La coalition d’opposition Bennoo Siggil Sénégal (BSS) tentait d’aller vers une candidature unique autour d’un programme commun et d’une nouvelle Constitution d’orientation parlementaire. Mais, du dehors comme du dedans, certaines figures ont rompu l’unité et annoncé leur candidature, de Macky Sall à Talla Sylla en passant par Cheikh Tidiane Gadio. Idrissa Seck, exclu du PDS en avril 2011 du fait de son opposition à la candidature de Wade, a allongé la liste des concurrents en se déclarant candidat le 30 juin.
La reprise mondiale, le règlement de la dette interne de l’État, la bonne santé de l’agriculture ainsi que la relance du secteur des phosphates par des investisseurs indiens ont permis un retour de la croissance en 2010 et 2011. Mais l’industrie et les services ont souffert des coupures de courant. Autour d’un super-ministère dirigé par Karim Wade, un plan d’urgence dans le domaine de l’énergie a été annoncé, en complément d’un plan de développement des infrastructures. Tout cela contenait mal le mécontentement de la population, en particulier dans les villes, affectées par les coupures de courant et le prix élevé des produits de première nécessité.
Malgré les tensions récurrentes avec les bailleurs de fonds sur la gouvernance, Dakar restait un partenaire incontournable.
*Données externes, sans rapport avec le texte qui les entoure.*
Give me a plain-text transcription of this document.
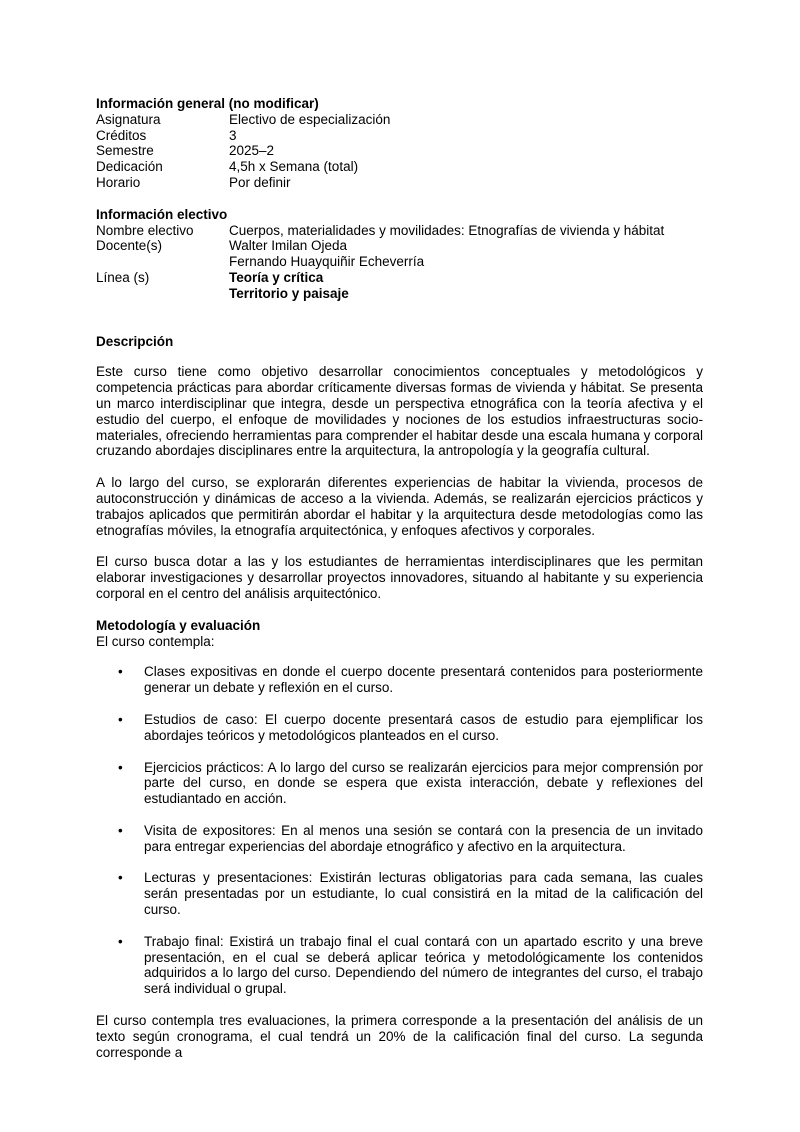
Información general (no modificar)
Asignatura	Electivo de especialización
Créditos	3
Semestre	2025–2
Dedicación	4,5h x Semana (total)
Horario	Por definir
Información electivo
Nombre electivo	Cuerpos, materialidades y movilidades: Etnografías de vivienda y hábitat
Docente(s)	Walter Imilan Ojeda
Fernando Huayquiñir Echeverría
Línea (s)	Teoría y crítica
Territorio y paisaje
Descripción

Este curso tiene como objetivo desarrollar conocimientos conceptuales y metodológicos y competencia prácticas para abordar críticamente diversas formas de vivienda y hábitat. Se presenta un marco interdisciplinar que integra, desde un perspectiva etnográfica con la teoría afectiva y el estudio del cuerpo, el enfoque de movilidades y nociones de los estudios infraestructuras socio-materiales, ofreciendo herramientas para comprender el habitar desde una escala humana y corporal cruzando abordajes disciplinares entre la arquitectura, la antropología y la geografía cultural.

A lo largo del curso, se explorarán diferentes experiencias de habitar la vivienda, procesos de autoconstrucción y dinámicas de acceso a la vivienda. Además, se realizarán ejercicios prácticos y trabajos aplicados que permitirán abordar el habitar y la arquitectura desde metodologías como las etnografías móviles, la etnografía arquitectónica, y enfoques afectivos y corporales.

El curso busca dotar a las y los estudiantes de herramientas interdisciplinares que les permitan elaborar investigaciones y desarrollar proyectos innovadores, situando al habitante y su experiencia corporal en el centro del análisis arquitectónico.

Metodología y evaluación

El curso contempla:

• Clases expositivas en donde el cuerpo docente presentará contenidos para posteriormente generar un debate y reflexión en el curso.
• Estudios de caso: El cuerpo docente presentará casos de estudio para ejemplificar los abordajes teóricos y metodológicos planteados en el curso.
• Ejercicios prácticos: A lo largo del curso se realizarán ejercicios para mejor comprensión por parte del curso, en donde se espera que exista interacción, debate y reflexiones del estudiantado en acción.
• Visita de expositores: En al menos una sesión se contará con la presencia de un invitado para entregar experiencias del abordaje etnográfico y afectivo en la arquitectura.
• Lecturas y presentaciones: Existirán lecturas obligatorias para cada semana, las cuales serán presentadas por un estudiante, lo cual consistirá en la mitad de la calificación del curso.
• Trabajo final: Existirá un trabajo final el cual contará con un apartado escrito y una breve presentación, en el cual se deberá aplicar teórica y metodológicamente los contenidos adquiridos a lo largo del curso. Dependiendo del número de integrantes del curso, el trabajo será individual o grupal.

El curso contempla tres evaluaciones, la primera corresponde a la presentación del análisis de un texto según cronograma, el cual tendrá un 20% de la calificación final del curso. La segunda corresponde a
L’assouplissement envisagé en septembre 2010 du code des marchés publics a ainsi suscité une levée de boucliers, obligeant le pouvoir à reculer, mais le même mois une aide américaine de 540 millions de dollars a été activée et, en décembre, le FMI signait un nouvel accord triennal avec le pays. A. Wade maintenait un nationalisme africain démonstratif, organisant en décembre 2010 la 3e édition du célèbre festival mondial des Arts nègres, appelant l’ONU à une gouvernance globale des produits agricoles et critiquant la Cour pénale internationale. Il n’en a pas moins été un soutien déclaré d’Alassane Ouattara dans la crise ivoirienne et a mis en scène sa rupture avec Mouammar Kadhafi en juin 2011.
En Casamance, le processus de paix restait bloqué. Un front séparatiste s’est un temps réactivé à la frontière bissau-guinéenne et une autre faction a intensifié ses opérations depuis la frontière gambienne. Après l’interception au Nigéria, le 31 octobre 2010, d’armes iraniennes officiellement en route pour la Gambie, mais probablement destinées aux séparatistes, Dakar a rompu ses relations avec Téhéran et exercé des pressions sur son voisin gambien, obtenant une accalmie.